The Massachusetts General Court may study its education formula during the two-year legislative session that began in January. Filed by Sen. Jason Lewis, the proposal could benefit gateway cities and less affluent towns.
“It is time, once again, to revisit the adequacy and equity of our school funding system,” argued Lewis, last session’s education chair. New committee appointments will be announced in weeks.
While hopeful, his outlook is tempered by political reality. Not all legislators share his view. Some are content with the status quo, citing the 2019 Student Opportunity Act to put off further spending.
Though the SOA is “making a major difference,” Lewis said it is “still not sufficient to address all of the fiscal challenges.” As The Banner previously reported, major recipients of SOA money are struggling.
Massachusetts’s 351 municipalities, alongside 88 regional and vocational schools, are counted as districts in the calculation for state school aid.
Context varies widely between regions, in size, “urban and rural, suburban,” he said. “We need to understand what their needs are in these different districts” and “what their local municipalities can afford to contribute to their schools.”
“The state is committed to providing adequate resources,” said Lewis. “That’s what we’re constitutionally required to do,” the state senator said of our “fundamental responsibility.”
Lewis sees an ally in state Senate President Karen Spilka. “This is an effort that she thinks should be a priority this session,” he said.
“We haven’t heard from the governor or Secretary Tutweiler.” Likewise, he continued, “We have not seen any evidence from the leaders of the House of Representatives that they believe” reforming the education formula “needs to be a priority.”
“We need stakeholders, including especially parents and students and teachers and school administrators, to advocate with legislators and with the governor,” he said. “Nobody should take for granted that there is agreement.”
“The state Senate is already on record,” said Lewis. Last year, the Senate budget had a similar policy proposal that did not survive conference negotiations with the House.
The commission proposed in Lewis’s latest bill would take on a broader mandate: both the Foundation Budget’s adequacy and “the local contribution side of the formula.” The latter “is broken,” he said. “We haven’t made any changes and updates to that part of the formula since 2007.”
Senator Lewis also hopes for recommendations on the costs of special education and a “modern high school education.” He is proposing “a school funding commission and not just a foundation budget commission.” It would still satisfy a state law that schedules such commissions once a decade or so.

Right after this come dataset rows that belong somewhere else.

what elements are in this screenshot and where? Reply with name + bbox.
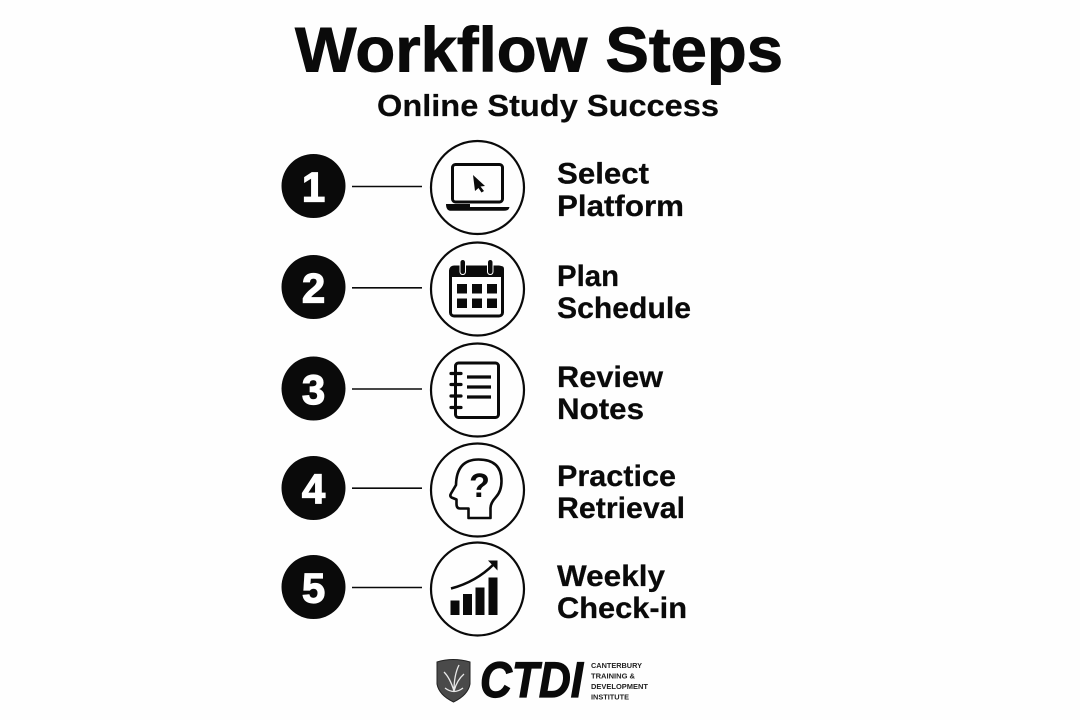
number badge 3: 3	[302, 366, 325, 413]
title: Workflow Steps	[295, 16, 783, 86]
number badge 2	[282, 255, 346, 319]
logo organisation name: TRAINING &	[591, 672, 636, 680]
logo: CTDI	[437, 652, 648, 708]
step 3: review notes	[282, 344, 664, 436]
icon: head with question mark	[431, 444, 524, 536]
step 5: weekly check-in	[282, 542, 687, 636]
connector 5	[352, 586, 422, 588]
logo organisation name: DEVELOPMENT	[591, 682, 648, 691]
label 2	[557, 260, 691, 325]
connector 2	[352, 287, 422, 289]
number badge 1: 1	[302, 164, 325, 210]
number badge 4	[282, 456, 346, 520]
label 1: Select	[557, 158, 649, 190]
logo organisation name	[591, 661, 648, 702]
number badge 2: 2	[302, 264, 325, 312]
number badge 4: 4	[302, 466, 326, 512]
logo wordmark: CTDI	[480, 652, 584, 708]
number badge 1	[282, 154, 346, 218]
number badge 3	[282, 356, 346, 420]
icon: notebook	[431, 344, 524, 436]
logo organisation name: INSTITUTE	[591, 692, 629, 702]
label 5: Weekly	[557, 560, 665, 593]
label 4	[557, 460, 685, 525]
label 1	[557, 158, 684, 223]
label 3	[557, 361, 664, 426]
icon: rising bar chart with arrow	[431, 542, 524, 636]
icon: shield	[437, 660, 470, 702]
label 2: Plan	[557, 260, 619, 293]
icon: head with question mark: ?	[469, 467, 490, 505]
connector 3	[352, 388, 422, 390]
step 1: select platform	[282, 141, 684, 234]
label 3: Review	[557, 361, 664, 394]
step 4: practice retrieval	[282, 444, 685, 536]
label 2: Schedule	[557, 292, 691, 325]
subtitle: Online Study Success	[377, 88, 719, 123]
label 5: Check-in	[557, 592, 687, 625]
logo organisation name: CANTERBURY	[591, 661, 642, 670]
connector 4	[352, 487, 422, 489]
step 2: plan schedule	[282, 242, 691, 336]
number badge 5	[282, 555, 346, 619]
label 5	[557, 560, 687, 625]
connector 1	[352, 186, 422, 188]
icon: calendar	[431, 242, 524, 336]
label 1: Platform	[557, 190, 684, 223]
number badge 5: 5	[302, 564, 325, 612]
label 3: Notes	[557, 393, 644, 426]
label 4: Retrieval	[557, 492, 685, 525]
label 4: Practice	[557, 460, 676, 493]
icon: laptop with cursor	[431, 141, 524, 234]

“The intention when we drafted the law,” said Lewis, a leading advocate for the SOA, was that “every 10 years there should be a review of the foundation budget.” The last Foundation Budget Review Commission was created in 2014. The SOA was based on its recommendations. SOA funding hikes are scheduled through 2027.
“We are still not providing the level of resources that we said” public schools “needed back in 2015,” Lewis said. “We’re phasing it in.”

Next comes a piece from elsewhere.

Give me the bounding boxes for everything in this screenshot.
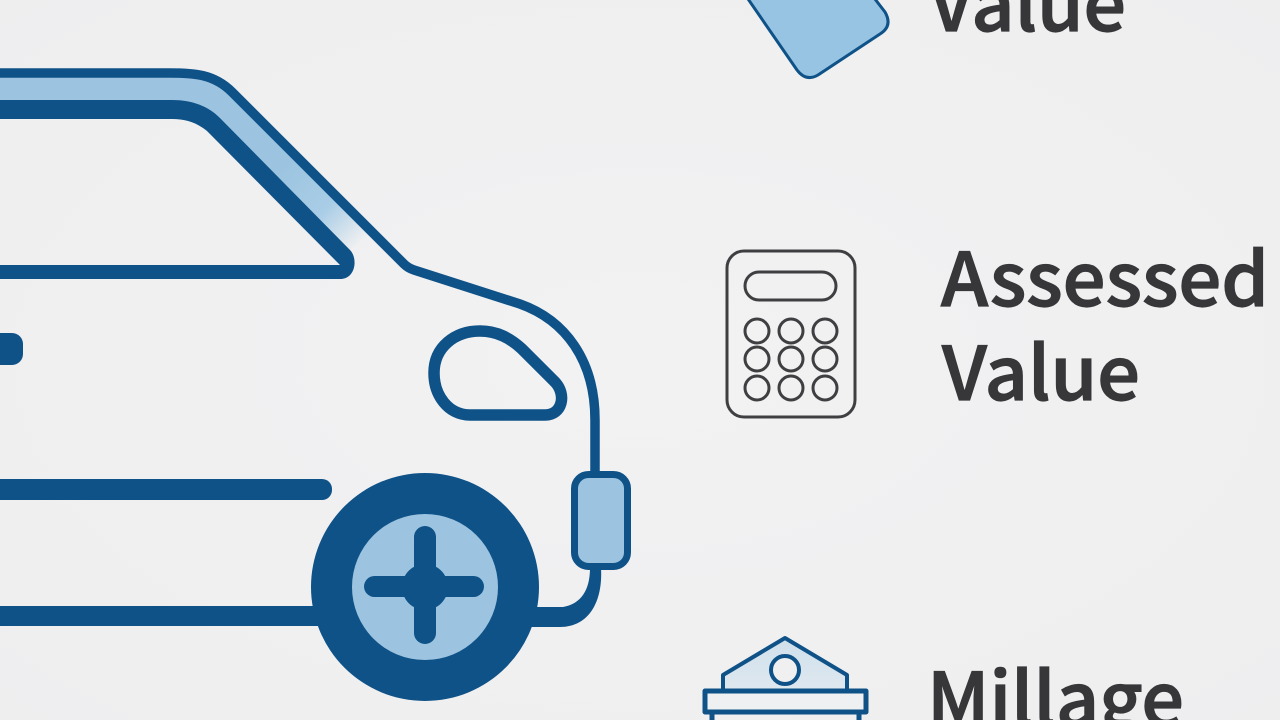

If passed, the commission report would arrive at the end of the 194th General Court’s formal sessions in the summer of 2027.
To allow enough time for the research, Lewis is “pushing for this legislation to move as soon as possible.” Ideally, that would mean an early hearing or inclusion in the general appropriations bill for Fiscal Year 2026. The budget debate commences in earnest during school vacation in April.
Massachusetts Governor Maura Healey filed her budget proposal, House Bill No. 1, in January. It proposes a minimum aid increase of $75 per pupil.
Minimum aid is the final step of the Chapter 70 school aid formula. If the formula didn’t award a district much of a funding increase, the provision adjusts the aid up. That, Lewis said, is “a reflection of the fact that the formula is not adequate.” Minimum aid is an “override,” he said. “More communities are having to rely on essentially getting minimum aid.”
233 districts are splitting $37 million minimum aid increases in the FY26 Budget. Sometimes called “regressive,” minimum aid benefits some of the state’s wealthiest communities.
Another troubling data point is the number of districts that can afford more than the maximum local share, 82.5%, that the formula allows. 194 districts are at this Target Local Share Cap, up from the record number last year.
Some districts can’t afford to wait for deliberative lawmaking. “That’s going to take several years,” Lewis said.
“Right now, we have many districts that are having big budget gaps.” Their “tough decisions,” he said, could include whether to “cut programs” or “lay off staff.”
A second education bill he filed offers an interim solution. It would raise the percentage of the Foundation Budget that the state pays every year from 41% to 46% by 2030.